🧠 Solving LeetCode Until I Become Top 1% — Day `69`

🔹 Problem: 3446 Sort Matrix by Diagonals

Difficulty: #Medium
Tags: #Matrix, #HashMap, #Sorting

📝 Problem Summary

You are given a 2D grid. Each diagonal of the matrix (identified by the difference row - col) must be sorted independently.

Diagonals starting from the top-right should be sorted in descending order.

Diagonals starting from the top-left should be sorted in ascending order. Return the modified matrix after sorting each diagonal.

🧠 My Thought Process

Brute Force Idea:
Extract each diagonal separately into a list, sort it, and then put the sorted values back. But this requires a lot of manual tracking of diagonals.
Optimized Strategy:
Instead of treating diagonals manually, use the property that each diagonal is uniquely identified by row - col.
- Store elements of each diagonal in a hashmap where key = row - col.
- Sort diagonals:
- If key < 0 (upper diagonals), sort descending.
- If key >= 0 (lower diagonals), sort ascending.
- Refill the matrix by popping elements back in the correct order.
Algorithm Used:

HashMap for grouping + Sorting each diagonal independently.

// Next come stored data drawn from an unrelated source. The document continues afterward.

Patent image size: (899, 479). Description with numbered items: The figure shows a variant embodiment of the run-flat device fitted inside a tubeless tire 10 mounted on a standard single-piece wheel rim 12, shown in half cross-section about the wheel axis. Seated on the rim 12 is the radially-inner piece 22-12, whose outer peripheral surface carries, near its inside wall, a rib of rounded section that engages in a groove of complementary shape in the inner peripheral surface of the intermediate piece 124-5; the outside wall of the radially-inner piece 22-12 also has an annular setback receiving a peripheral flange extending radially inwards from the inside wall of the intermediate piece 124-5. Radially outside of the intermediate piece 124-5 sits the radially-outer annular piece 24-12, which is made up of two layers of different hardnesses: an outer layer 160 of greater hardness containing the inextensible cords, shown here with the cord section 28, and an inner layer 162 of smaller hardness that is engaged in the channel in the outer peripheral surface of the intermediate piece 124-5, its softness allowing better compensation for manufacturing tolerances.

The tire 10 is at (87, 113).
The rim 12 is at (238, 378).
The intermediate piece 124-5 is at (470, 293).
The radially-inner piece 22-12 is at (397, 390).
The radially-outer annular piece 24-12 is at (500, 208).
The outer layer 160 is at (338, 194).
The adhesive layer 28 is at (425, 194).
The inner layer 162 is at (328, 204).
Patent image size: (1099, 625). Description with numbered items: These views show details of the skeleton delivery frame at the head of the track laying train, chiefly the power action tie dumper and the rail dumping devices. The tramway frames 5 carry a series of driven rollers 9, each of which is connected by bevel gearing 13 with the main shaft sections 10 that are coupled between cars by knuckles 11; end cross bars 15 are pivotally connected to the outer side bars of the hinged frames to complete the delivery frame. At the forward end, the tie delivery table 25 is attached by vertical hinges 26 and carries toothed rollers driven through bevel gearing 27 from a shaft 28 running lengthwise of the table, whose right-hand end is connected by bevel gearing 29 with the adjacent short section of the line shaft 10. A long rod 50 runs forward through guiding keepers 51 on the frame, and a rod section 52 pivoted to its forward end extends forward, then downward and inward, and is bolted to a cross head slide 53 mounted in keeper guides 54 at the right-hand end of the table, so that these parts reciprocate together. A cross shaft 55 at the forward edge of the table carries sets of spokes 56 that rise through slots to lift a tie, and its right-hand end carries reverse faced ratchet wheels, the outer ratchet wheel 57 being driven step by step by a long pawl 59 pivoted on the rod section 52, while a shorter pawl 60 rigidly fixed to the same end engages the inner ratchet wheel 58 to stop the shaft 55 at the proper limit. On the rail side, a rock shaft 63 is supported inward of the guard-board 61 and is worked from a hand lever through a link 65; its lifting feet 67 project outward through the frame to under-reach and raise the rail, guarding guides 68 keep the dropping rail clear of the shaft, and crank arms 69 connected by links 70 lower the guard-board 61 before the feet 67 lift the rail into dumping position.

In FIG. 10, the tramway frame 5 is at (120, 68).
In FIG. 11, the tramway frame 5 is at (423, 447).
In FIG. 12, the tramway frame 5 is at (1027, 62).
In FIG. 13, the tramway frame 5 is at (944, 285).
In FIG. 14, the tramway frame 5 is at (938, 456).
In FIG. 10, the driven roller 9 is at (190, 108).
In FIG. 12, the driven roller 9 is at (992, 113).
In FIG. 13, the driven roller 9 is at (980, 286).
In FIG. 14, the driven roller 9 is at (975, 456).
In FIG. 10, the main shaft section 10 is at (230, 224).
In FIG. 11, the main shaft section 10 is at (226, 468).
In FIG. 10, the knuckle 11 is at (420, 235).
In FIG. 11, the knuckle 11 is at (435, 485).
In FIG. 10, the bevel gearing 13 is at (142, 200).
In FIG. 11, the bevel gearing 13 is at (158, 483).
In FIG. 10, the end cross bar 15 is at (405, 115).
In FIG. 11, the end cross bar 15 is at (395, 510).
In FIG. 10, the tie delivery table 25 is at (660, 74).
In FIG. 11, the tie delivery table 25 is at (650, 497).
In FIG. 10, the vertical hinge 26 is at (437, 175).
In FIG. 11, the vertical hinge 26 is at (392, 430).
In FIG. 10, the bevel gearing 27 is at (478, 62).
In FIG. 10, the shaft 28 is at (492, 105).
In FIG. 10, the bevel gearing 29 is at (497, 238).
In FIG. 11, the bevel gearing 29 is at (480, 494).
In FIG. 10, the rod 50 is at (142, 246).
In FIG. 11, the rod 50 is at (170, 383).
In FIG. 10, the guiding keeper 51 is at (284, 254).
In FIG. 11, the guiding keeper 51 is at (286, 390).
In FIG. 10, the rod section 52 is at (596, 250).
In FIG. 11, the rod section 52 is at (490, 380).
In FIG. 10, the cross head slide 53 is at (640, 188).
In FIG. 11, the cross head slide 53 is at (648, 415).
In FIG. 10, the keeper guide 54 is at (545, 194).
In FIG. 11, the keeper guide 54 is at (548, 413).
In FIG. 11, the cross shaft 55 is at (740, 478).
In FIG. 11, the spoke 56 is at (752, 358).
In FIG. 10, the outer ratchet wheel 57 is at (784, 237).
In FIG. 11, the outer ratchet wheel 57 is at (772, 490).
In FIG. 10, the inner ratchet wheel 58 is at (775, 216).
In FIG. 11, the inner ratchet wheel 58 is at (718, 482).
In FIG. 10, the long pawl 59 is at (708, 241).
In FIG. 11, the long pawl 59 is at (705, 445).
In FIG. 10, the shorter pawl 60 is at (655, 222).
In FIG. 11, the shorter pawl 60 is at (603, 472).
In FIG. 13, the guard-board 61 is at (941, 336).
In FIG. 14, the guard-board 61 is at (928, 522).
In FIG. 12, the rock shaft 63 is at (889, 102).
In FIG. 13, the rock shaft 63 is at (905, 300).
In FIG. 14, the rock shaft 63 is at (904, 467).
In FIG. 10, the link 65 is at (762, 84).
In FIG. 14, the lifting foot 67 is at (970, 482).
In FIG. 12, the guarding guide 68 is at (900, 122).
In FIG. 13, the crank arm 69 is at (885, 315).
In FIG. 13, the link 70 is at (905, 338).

⚙️ Code Implementation (Python)

from collections import defaultdict
from typing import List

class Solution:
    def sortMatrix(self, grid: List[List[int]]) -> List[List[int]]:
        hashmap = defaultdict(list)
        rows = len(grid)
        cols = len(grid[0])

        # Group elements by diagonal (key = row - col)
        for row in range(rows):
            for col in range(cols):
                key = row - col
                hashmap[key].append(grid[row][col])

        # Sort each diagonal
        for key in hashmap:
            if key < 0:
                hashmap[key].sort(reverse=True)
            else:
                hashmap[key].sort()

        # Refill the matrix with sorted diagonals
        for row in range(rows):
            for col in range(cols):
                key = row - col
                grid[row][col] = hashmap[key].pop()

        return grid

⏱️ Time & Space Complexity

Time: O(m × n × log(min(m, n))) — each diagonal is sorted individually.
Space: O(m × n) — hashmap storage for all diagonals.

🧩 Key Takeaways

✅ Learned the trick that diagonals in a matrix can be grouped using row - col.
💡 The twist was handling different sort orders (ascending vs descending) depending on diagonal position.
💭 For future diagonal problems, always check if row - col or row + col can uniquely represent them.